Sony enjoyed a solid run: the four Bond films released during its tenure earned more than $3.1bn worldwide. However the custodians will not have been thrilled at the drop in global and international box office from 2012’s Skyfall ($1.108bn / $804m) to Spectre three years later ($880m / $680m).
Warner Bros pursued the franchise aggressively, yet the executive team is in flux. The exit of marketing maven Sue Kroll and imminent departure of distribution ace Veronika Kwan Vandenberg weakened the studio’s case.
Paramount, even with the popular Jim Gianopulos presiding over a good team, was not what Eon and MGM were looking for.
Fox achieved $1bn international successes with Avatar and Titanic and its current head of international Andrew Cripps is as good as it gets, yet the studio faces an uncertain future with Disney and Comcast in hot pursuit.
Buying into a franchise
Universal has nurtured many of its own world-beating franchises, and with Bond 25 it has got itself involved with a revered series that is nearly 60 years old.
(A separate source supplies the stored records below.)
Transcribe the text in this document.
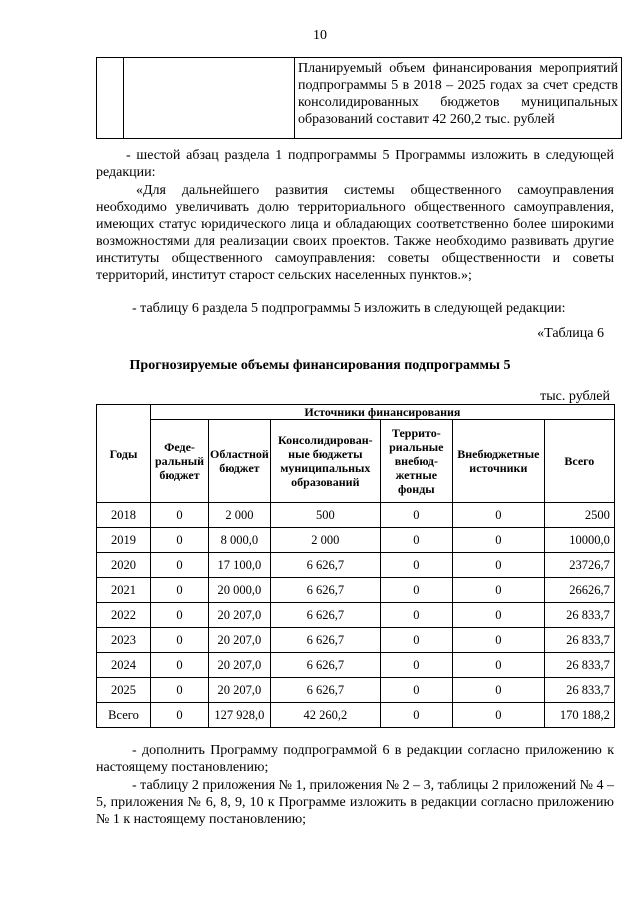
10
		Планируемый объем финансирования мероприятий подпрограммы 5 в 2018 – 2025 годах за счет средств консолидированных бюджетов муниципальных образований составит 42 260,2 тыс. рублей
- шестой абзац раздела 1 подпрограммы 5 Программы изложить в следующей редакции:
«Для дальнейшего развития системы общественного самоуправления необходимо увеличивать долю территориального общественного самоуправления, имеющих статус юридического лица и обладающих соответственно более широкими возможностями для реализации своих проектов. Также необходимо развивать другие институты общественного самоуправления: советы общественности и советы территорий, институт старост сельских населенных пунктов.»;
- таблицу 6 раздела 5 подпрограммы 5 изложить в следующей редакции:
«Таблица 6
Прогнозируемые объемы финансирования подпрограммы 5
тыс. рублей
Годы	Источники финансирования					
	Феде-ральный бюджет	Областной бюджет	Консолидирован-ные бюджеты муниципальных образований	Террито-риальные внебюд-жетные фонды	Внебюджетные источники	Всего
2018	0	2 000	500	0	0	2500
2019	0	8 000,0	2 000	0	0	10000,0
2020	0	17 100,0	6 626,7	0	0	23726,7
2021	0	20 000,0	6 626,7	0	0	26626,7
2022	0	20 207,0	6 626,7	0	0	26 833,7
2023	0	20 207,0	6 626,7	0	0	26 833,7
2024	0	20 207,0	6 626,7	0	0	26 833,7
2025	0	20 207,0	6 626,7	0	0	26 833,7
Всего	0	127 928,0	42 260,2	0	0	170 188,2
- дополнить Программу подпрограммой 6 в редакции согласно приложению к настоящему постановлению;
- таблицу 2 приложения № 1, приложения № 2 – 3, таблицы 2 приложений № 4 – 5, приложения № 6, 8, 9, 10 к Программе изложить в редакции согласно приложению № 1 к настоящему постановлению;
That appears to answer the question as to whether a studio can buy its way into a franchise. “Yes. You can if you have the right team, the bandwidth, the money and the know-how,” says consultant and former international studio executive Randy Greenberg, who serves as executive producer on upcoming summer release The Meg.
It is understood that Disney, content with its stable of family features, animation, and muscular Marvel Studios, Lucasfilm, and Pixar brands, did not bid for the rights. “They have the bandwidth but they’re not in it for a distribution fee – they want to own the property,” says Greenberg. “Plus where does Bond fit into a Disney theme park?”
On that note, it is not hard to imagine customers lining up to sample a James Bond attraction at a Universal theme park alongside the likes of Fast And Furious, The Mummy, King Kong and Men In Black.
This last point might be contingent on Universal staying in business with Bond well past the year-end 2019 global launch of Bond 25. At time of writing the deal only covers Craig’s fifth outing as the superspy, with Danny Boyle set to direct. Some in Hollywood are speculating that Bond 25 could be the mother of all auditions for Universal. On the other hand the parties may have something else up their sleeves.
MGM back in the distribution game
MGM, eager to get back into US distribution after a period out of the game, will release Bond 25 theatrically in the US through its recently announced joint venture with Megan Ellison’s Annapurna Pictures. This is a massive step up for Annapurna, which generated an underwhelming $21.2m on Kathryn Bigelow’s Detroit last autumn and will be eager to prove itself.
Deep-pocketed Ellison has picked her executives wisely. Eon likes Annapurna president Marc Weinstock, who among other senior posts was president of marketing at Sony on the three Bond films before Spectre. It also likes Annapurna president of marketing David Kaminow, who was Sony’s president of worldwide strategic marketing and research and has worked on Bond films.
The MGM leadership will be happy that Erik Lomis currently serves as Annapurna’s president of distribution. Lomis was a consultant and president of worldwide distribution at MGM, where he oversaw the release of GoldenEye, Tomorrow Never Dies, The World Is Not Enough, and Die Another Day.
It is understood that Annapurna is not a co-financing partner with MGM on Bond 25. It remains unclear what distribution fees have been agreed upon by all the parties involved, or who will foot the bill for P&A. Gary Barber, the former MGM CEO who dragged the studio from bankruptcy and got its house in order, is a shrewd businessman and would have played a big part in negotiations before the board fired him in March. Annapurna, MGM and Universal declined to comment on any of the deal points for this article.
Now the fun begins. Bond 25 is scheduled to go into production on December 3 and will be one of the most anticipated releases of 2019.